Sunday 16 June 2019

Tattoo storm last thing Sterling thinking about

Raheem Sterling believes England must adopt a bold approach in Russia. Photo: Action Images via Reuters
Raheem Sterling believes England must adopt a bold approach in Russia. Photo: Action Images via Reuters

Jason Burt

Raheem Sterling has insisted that the storm over his gun tattoo has not affected him because he has been "through harder stuff in my life".

That was a reference to the loss of his father, who was shot dead in Jamaica when Sterling was just two years old and the hardships the England forward went through growing up.

"People expect me to be really affected by it," Sterling said over the scrutiny he faced after The Sun newspaper made the tattoo, on his right leg, a front-page story with criticism from anti-gun campaigners.

"I just find I've been through harder stuff in my life to get down by that, so that's is the least of my worries," Sterling said.

The 23-year-old conceded that he understood to a degree why the unfinished tattoo, actually inked in tribute to his dead father, drew attention but was surprised at the timing.

"I can see, most definitely, where they're coming from. You can see a gun on someone's leg, you are going to automatically think 'what the hell are you doing?'," Sterling said.

"And from my point, I've had that since August/September. I know there's been pictures of it before, so it's just a case of why at this moment in time does it get reported about?


"I don't feel there's an agenda. It's just one of those things. It's World Cup time and news is news. It's put up. I don't think it's against me. I'm just focusing on my training sessions and doing well.

"The boys have seen I haven't been affected by it or my mood. They know I'm fine. If they did see something wrong, they would be the first to come to me."

"From the minute Gareth Southgate came in, he said the only thing we could control was what happened in our circle and on the training ground. In the past, I think we've paid a bit too much attention to the outside."

England take the second youngest squad to the World Cup finals and Sterling, one of the few survivors from 2014, believes that they needed to be "more arrogant" on the pitch.

"I'd say probably just controlling games and being a bit more arrogant with the ball," he said.

"I'm sorry to say it, but being more arrogant and more streetwise because we are coming up against some great teams and other countries have that streetwise mentality.

"They bring their play into it - you do what you have to do to win a game. Simple as that. Be streetwise and clever.

"You watch the Champions League final and Liverpool go 3-1 down and the way Real Madrid control the game.

"They have that winning mentality in big games. Not doing anything silly. Not attacking all the time. They see the game out and, once we get that, I think we'll be a really good team."

Sterling believes that England must show real ambition in Russia. "That's the one thing I don't like hearing - when someone says 'we'll see what happens, see what happens here, see what happens there'. Forget all of that sort of talk."
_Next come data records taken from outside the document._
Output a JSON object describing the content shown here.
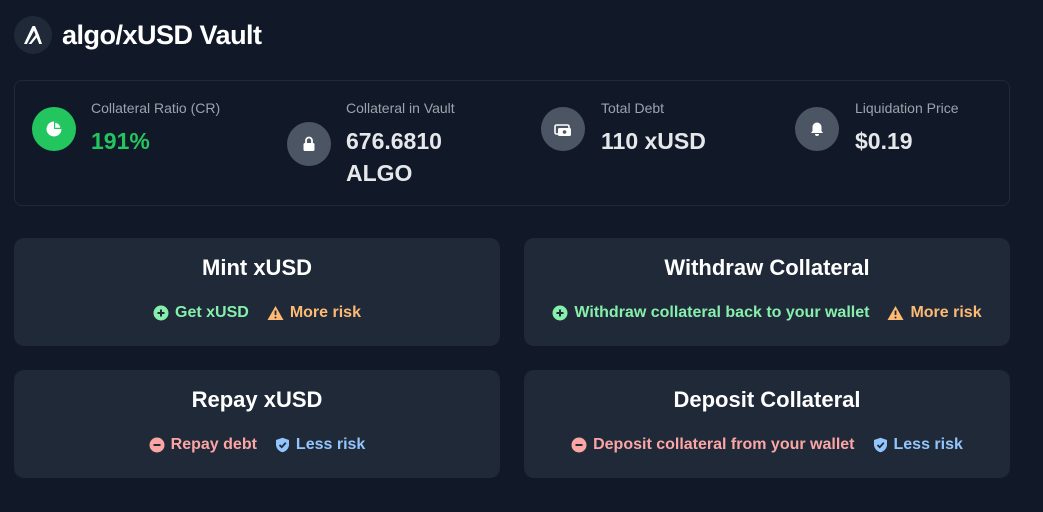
{
  "header": {
    "title": "algo/xUSD Vault",
    "logo_icon": "algorand-logo-icon"
  },
  "stats": [
    {
      "label": "Collateral Ratio (CR)",
      "value": "191%",
      "icon": "pie-chart-icon",
      "color": "#22c55e"
    },
    {
      "label": "Collateral in Vault",
      "value_line1": "676.6810",
      "value_line2": "ALGO",
      "icon": "lock-icon"
    },
    {
      "label": "Total Debt",
      "value": "110 xUSD",
      "icon": "cash-icon"
    },
    {
      "label": "Liquidation Price",
      "value": "$0.19",
      "icon": "bell-icon"
    }
  ],
  "actions": {
    "mint": {
      "title": "Mint xUSD",
      "badges": [
        {
          "text": "Get xUSD",
          "icon": "plus-circle-icon",
          "color": "#86efac"
        },
        {
          "text": "More risk",
          "icon": "warning-icon",
          "color": "#fdba74"
        }
      ]
    },
    "withdraw": {
      "title": "Withdraw Collateral",
      "badges": [
        {
          "text": "Withdraw collateral back to your wallet",
          "icon": "plus-circle-icon",
          "color": "#86efac"
        },
        {
          "text": "More risk",
          "icon": "warning-icon",
          "color": "#fdba74"
        }
      ]
    },
    "repay": {
      "title": "Repay xUSD",
      "badges": [
        {
          "text": "Repay debt",
          "icon": "minus-circle-icon",
          "color": "#fca5a5"
        },
        {
          "text": "Less risk",
          "icon": "shield-check-icon",
          "color": "#93c5fd"
        }
      ]
    },
    "deposit": {
      "title": "Deposit Collateral",
      "badges": [
        {
          "text": "Deposit collateral from your wallet",
          "icon": "minus-circle-icon",
          "color": "#fca5a5"
        },
        {
          "text": "Less risk",
          "icon": "shield-check-icon",
          "color": "#93c5fd"
        }
      ]
    }
  }
}
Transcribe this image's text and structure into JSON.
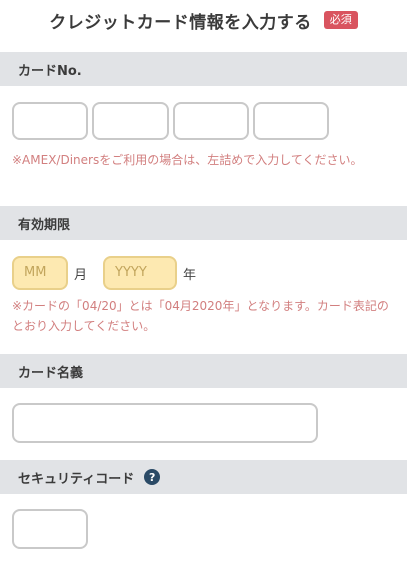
{
  "header": {
    "title": "クレジットカード情報を入力する",
    "required_badge": "必須"
  },
  "card_number": {
    "label": "カードNo.",
    "note": "※AMEX/Dinersをご利用の場合は、左詰めで入力してください。"
  },
  "expiry": {
    "label": "有効期限",
    "month_placeholder": "MM",
    "month_unit": "月",
    "year_placeholder": "YYYY",
    "year_unit": "年",
    "note": "※カードの「04/20」とは「04月2020年」となります。カード表記のとおり入力してください。"
  },
  "card_name": {
    "label": "カード名義"
  },
  "security_code": {
    "label": "セキュリティコード",
    "help_icon": "?"
  },
  "colors": {
    "accent_red": "#d9545f",
    "note_text": "#d27f7f",
    "section_bg": "#e1e3e6",
    "expiry_field_bg": "#fde9b1",
    "help_icon_bg": "#2a4a66"
  }
}
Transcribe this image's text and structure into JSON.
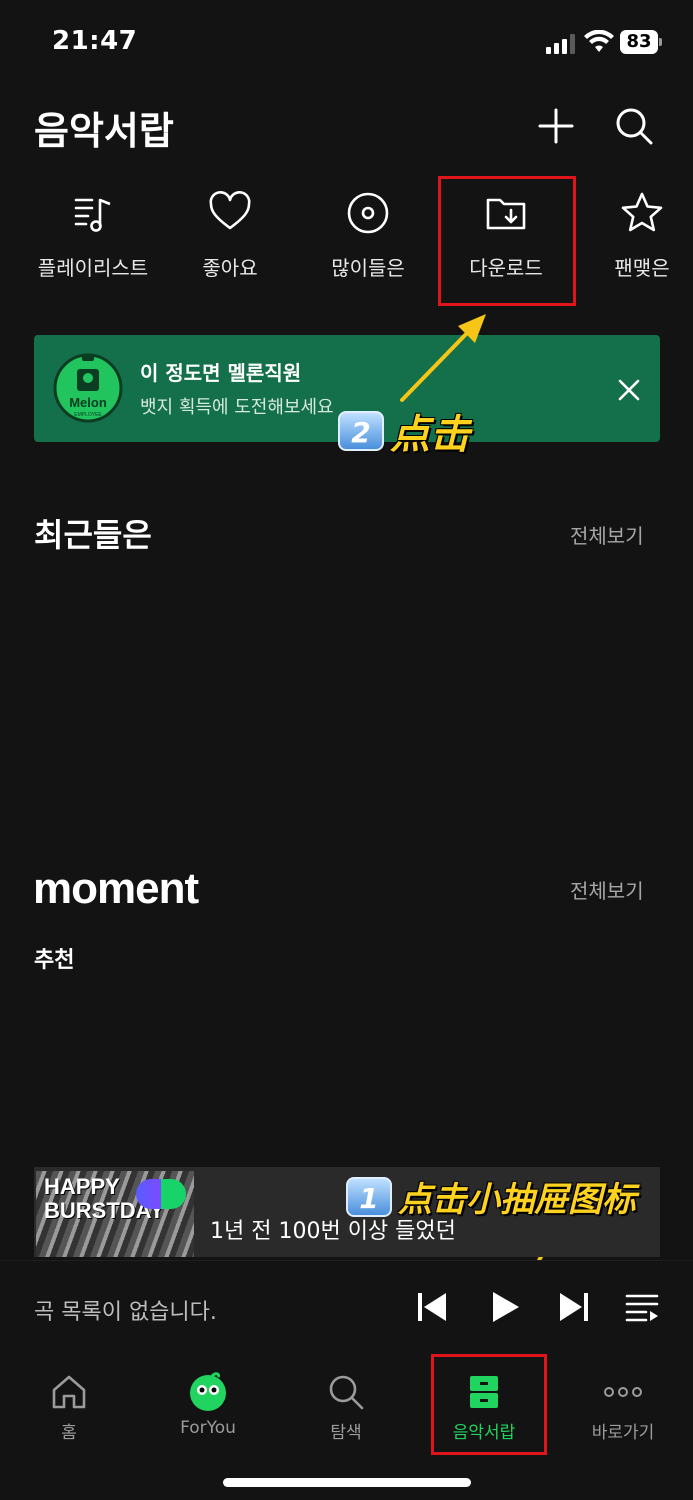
{
  "status_bar": {
    "time": "21:47",
    "battery": "83"
  },
  "header": {
    "title": "음악서랍",
    "add_icon": "plus-icon",
    "search_icon": "search-icon"
  },
  "quick_menu": [
    {
      "label": "플레이리스트",
      "icon": "playlist-music-icon"
    },
    {
      "label": "좋아요",
      "icon": "heart-icon"
    },
    {
      "label": "많이들은",
      "icon": "disc-icon"
    },
    {
      "label": "다운로드",
      "icon": "folder-download-icon"
    },
    {
      "label": "팬맺은",
      "icon": "star-icon"
    }
  ],
  "banner": {
    "title": "이 정도면 멜론직원",
    "subtitle": "뱃지 획득에 도전해보세요",
    "badge_text": "Melon",
    "badge_subtext": "EMPLOYEE",
    "background": "#14704a"
  },
  "annotations": {
    "step1": {
      "number": "1",
      "text": "点击小抽屉图标"
    },
    "step2": {
      "number": "2",
      "text": "点击"
    },
    "highlight_color": "#e0151b",
    "arrow_color": "#f5c518"
  },
  "sections": {
    "recent": {
      "title": "최근들은",
      "see_all": "전체보기"
    },
    "moment": {
      "logo": "moment",
      "see_all": "전체보기",
      "subtitle": "추천"
    }
  },
  "moment_card": {
    "thumb_text_line1": "HAPPY",
    "thumb_text_line2": "BURSTDAY",
    "text": "1년 전 100번 이상 들었던"
  },
  "player": {
    "empty_text": "곡 목록이 없습니다."
  },
  "tab_bar": [
    {
      "label": "홈",
      "icon": "home-icon"
    },
    {
      "label": "ForYou",
      "icon": "foryou-character-icon"
    },
    {
      "label": "탐색",
      "icon": "search-icon"
    },
    {
      "label": "음악서랍",
      "icon": "drawer-icon",
      "active": true
    },
    {
      "label": "바로가기",
      "icon": "more-dots-icon"
    }
  ],
  "colors": {
    "accent": "#21d45f",
    "background": "#131313"
  }
}
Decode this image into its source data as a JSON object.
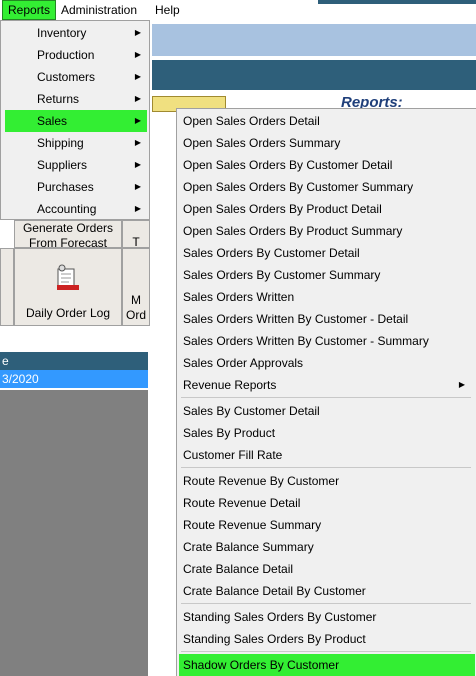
{
  "menubar": {
    "reports": "Reports",
    "administration": "Administration",
    "help": "Help"
  },
  "background": {
    "reports_title": "Reports:",
    "tile_generate_line1": "Generate Orders",
    "tile_generate_line2": "From Forecast",
    "tile_t": "T",
    "tile_daily_order_log": "Daily Order Log",
    "tile_m_line1": "M",
    "tile_m_line2": "Ord",
    "grid_header": "e",
    "grid_row": "3/2020",
    "colors": {
      "blue_band": "#a8c2e0",
      "dark_band": "#2e5f7a",
      "selection": "#3399ff",
      "highlight": "#33ee33"
    }
  },
  "reports_menu": {
    "items": [
      {
        "label": "Inventory",
        "has_submenu": true,
        "arrow": "▶"
      },
      {
        "label": "Production",
        "has_submenu": true,
        "arrow": "▶"
      },
      {
        "label": "Customers",
        "has_submenu": true,
        "arrow": "▶"
      },
      {
        "label": "Returns",
        "has_submenu": true,
        "arrow": "▶"
      },
      {
        "label": "Sales",
        "has_submenu": true,
        "active": true,
        "arrow": "▶"
      },
      {
        "label": "Shipping",
        "has_submenu": true,
        "arrow": "▶"
      },
      {
        "label": "Suppliers",
        "has_submenu": true,
        "arrow": "▶"
      },
      {
        "label": "Purchases",
        "has_submenu": true,
        "arrow": "▶"
      },
      {
        "label": "Accounting",
        "has_submenu": true,
        "arrow": "▶"
      }
    ]
  },
  "sales_menu": {
    "items": [
      "Open Sales Orders Detail",
      "Open Sales Orders Summary",
      "Open Sales Orders By Customer Detail",
      "Open Sales Orders By Customer Summary",
      "Open Sales Orders By Product Detail",
      "Open Sales Orders By Product Summary",
      "Sales Orders By Customer Detail",
      "Sales Orders By Customer Summary",
      "Sales Orders Written",
      "Sales Orders Written By Customer - Detail",
      "Sales Orders Written By Customer - Summary",
      "Sales Order Approvals",
      "Revenue Reports",
      "Sales By Customer Detail",
      "Sales By Product",
      "Customer Fill Rate",
      "Route Revenue By Customer",
      "Route Revenue Detail",
      "Route Revenue Summary",
      "Crate Balance Summary",
      "Crate Balance Detail",
      "Crate Balance Detail By Customer",
      "Standing Sales Orders By Customer",
      "Standing Sales Orders By Product",
      "Shadow Orders By Customer"
    ],
    "revenue_reports_arrow": "▶"
  }
}
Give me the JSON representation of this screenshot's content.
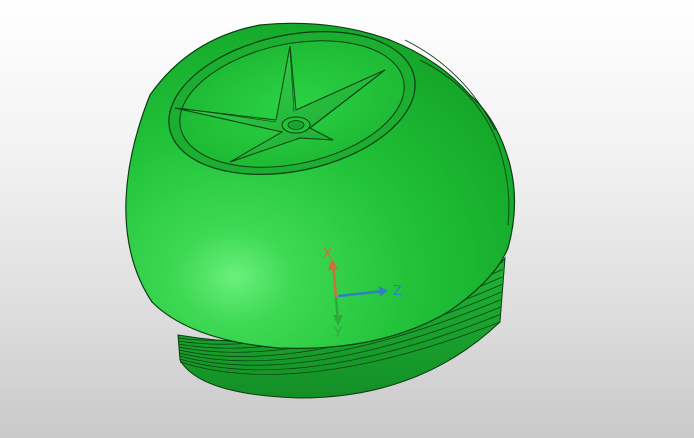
{
  "viewport": {
    "background_top": "#ffffff",
    "background_bottom": "#c9c9c9"
  },
  "model": {
    "body_color": "#22c33a",
    "edge_color": "#0b3d12",
    "thread_color": "#1aa52f",
    "highlight_color": "#66ee7a"
  },
  "triad": {
    "x_label": "X",
    "y_label": "Y",
    "z_label": "Z",
    "x_color": "#c8733a",
    "y_color": "#2fa83b",
    "z_color": "#2f7fc8"
  }
}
The Manchester City player added: "I'm not coming here to spend four, five, six weeks of my life to say 'let's see what happens and hopefully we'll make the last 16'.

"We've got 23 players here, 23 good players, very good players, and we all have the mentality to say that we're going to win the games."

So having failed to even progress out of their group in Brazil four years ago, would a quarter-final place - as has been mooted - be acceptable?

"No, it won't be good enough, at all, because you want to win it," Sterling added. "I feel we've got a good chance and need to be focused from that first minute."


Sterling has taken the No 10 shirt in the squad. "It's from my days at QPR, I know I shouldn't mention it, but I've got a tattoo of it (No 10) on my arm," he said. "It's something I've always wanted to do from my childhood - wear the No 10 for England."

Meanwhile, Jack Butland and Danny Rose are in line to get a final opportunity to stake their claims for a place in England's starting line-up in Russia.

Butland and Rose are both poised to start tomorrow's friendly against Costa Rica as Southgate concludes his preparations for the finals.

Everton's Jordan Pickford is emerging as the favourite to start England's first group game against Tunisia, but Stoke goalkeeper Butland will be handed a late chance to impress at Elland Road.

Pickford played the full 90 minutes of England's 2-1 win over Nigeria last Saturday and was given the No 1 jersey for the World Cup, in a clear sign that he has edged ahead of Butland.

Tottenham Hotspur defender Rose has fallen behind Ashley Young in the pecking order at left-back.

Liverpool pair Jordan Henderson and Trent Alexander-Arnold are both expected to play a part against Costa Rica after being given time off to rest after the Champions League final defeat by Real Madrid.

Henderson said: "It was very tough, night, a difficult moment but when you reflect, but we have to look at the positives and how well we did in the Champions League campaign.